Following the report, there was an avalanche of similar unevidenced accusations in the Spanish media. As they again fixated on calling out Morocco, the Spanish coverage of the spying allegations cited no evidence other than the similar accusations by the Guardian.
In fact, some went as far as to suggest that the recent improvement in Morocco-Spain diplomatic relations, especially Madrid’s endorsement of the Moroccan Autonomy Plan for Western Sahara, was due to Morocco having some sort of blackmail on the Spanish government.
Experts had called for independent investigations into the matter as the news of the spying scandal broke.
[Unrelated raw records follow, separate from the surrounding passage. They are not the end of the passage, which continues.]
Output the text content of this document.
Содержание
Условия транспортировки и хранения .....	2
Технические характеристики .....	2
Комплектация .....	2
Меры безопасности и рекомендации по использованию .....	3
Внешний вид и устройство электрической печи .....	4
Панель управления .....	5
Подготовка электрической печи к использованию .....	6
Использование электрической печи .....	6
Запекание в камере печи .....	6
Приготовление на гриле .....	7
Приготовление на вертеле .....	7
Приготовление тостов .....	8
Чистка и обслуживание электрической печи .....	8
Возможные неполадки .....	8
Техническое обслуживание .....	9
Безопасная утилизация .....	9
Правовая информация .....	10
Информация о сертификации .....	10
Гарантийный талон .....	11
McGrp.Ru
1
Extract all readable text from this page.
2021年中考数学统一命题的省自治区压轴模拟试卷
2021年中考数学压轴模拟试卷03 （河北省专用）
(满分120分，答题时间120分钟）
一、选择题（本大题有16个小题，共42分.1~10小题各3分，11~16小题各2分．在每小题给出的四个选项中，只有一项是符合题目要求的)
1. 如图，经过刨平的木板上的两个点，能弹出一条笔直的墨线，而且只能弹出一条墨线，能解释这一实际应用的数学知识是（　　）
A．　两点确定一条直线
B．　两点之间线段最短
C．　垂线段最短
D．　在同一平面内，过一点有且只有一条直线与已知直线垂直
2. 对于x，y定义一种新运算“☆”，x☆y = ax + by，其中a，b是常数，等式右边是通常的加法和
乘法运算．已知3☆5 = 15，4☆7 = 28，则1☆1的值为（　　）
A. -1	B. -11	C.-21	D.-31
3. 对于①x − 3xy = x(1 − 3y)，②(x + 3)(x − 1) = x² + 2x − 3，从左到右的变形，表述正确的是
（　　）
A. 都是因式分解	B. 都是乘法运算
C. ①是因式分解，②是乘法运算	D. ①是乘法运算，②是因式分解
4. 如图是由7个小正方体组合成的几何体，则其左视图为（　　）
“We are absolutely certain that it was an external attack … because in Spain, in a democracy like ours, all such interventions are carried out by official bodies and with judicial authorisation,” the Minister of the Presidency Felix Bolanos said at the time.
Earlier this week, however, Spanish Prime Minister Pedro Sanchez spoke to Spain’s Congress about the use of the spyware by Spanish intelligence services to spy on politicians and Catalonian separatists.
While Sanchez claimed to have been unaware of the espionage by the Spanish intelligence, he did not disapprove of it, saying that riots in Catalonia posed a threat to national security justifying the espionage.
Despite the emergence of the new details about the government itself being behind the spying, Spanish media outlets have failed to correct their Morocco-blaming narrative.
Read also: The Pegasus Project Affair Becomes a Question of Ethics
Political analyst Samir Bennis said on Twitter that those journalists who are always quick to blame Morocco should “admit their mea culpa” and confess to having made a mistake by blaming Morocco.
“As soon as the news came out almost a month ago about an alleged espionage case through the Israeli program Pegasus, many Spanish journalists rushed to accuse Morocco without having the slightest proof that the country was behind it,” Bennis noted in a Twitter thread.
“And now news has come out about the existence of a large-scale espionage program by the Spanish government, no one dares to say that the accusations against Morocco were unjust and gratuitous,” he went on to say. “They have turned the page as if nothing happened at all.”
He also commented on how the scandal will affect Sanchez’s government’s chances at the next election and exacerbate tensions in an already tense political atmosphere in the country.
“There was a deliberate attempt by the Spanish [media], perhaps with the collusion of some members of the government – to suggest that Morocco was behind the attack, thus taking heat off the Spanish government and deviating the attention of the public opinion from large-scale spying scandal against Spanish politicians,” Bennis pointed out.
As it turned out, however, he added, “the Spanish government undertook the spying operation without seeking judicial authorization from the competent authorities.”
According to Bennis, reinforcing the notion of the Spanish media’s anti-Morocco bias is “that there have been voices inside the Spanish government itself that raised their concern about the fact that the Centro National de Inteligencia, Spanish intelligence services are very secretive and escape the control of the government.”
This, he argued, begs the question of whether Spanish intelligence services have made the decision to spy not only on the Catalan independentists but also on some members of the government.
Accusations of the use of the spyware go back to last year, after reports from Amnesty International and Forbidden Stories asserted the usage of the software by Morocco and other nations to spy on political rivals.
Morocco had answered by filing defamation lawsuits in Spain, asserting that it does not own or use the software.
Amnesty, the organization that originally accused Morocco, also condemned the espionage by Spain’s government, saying that intelligence services acted “with total impunity.”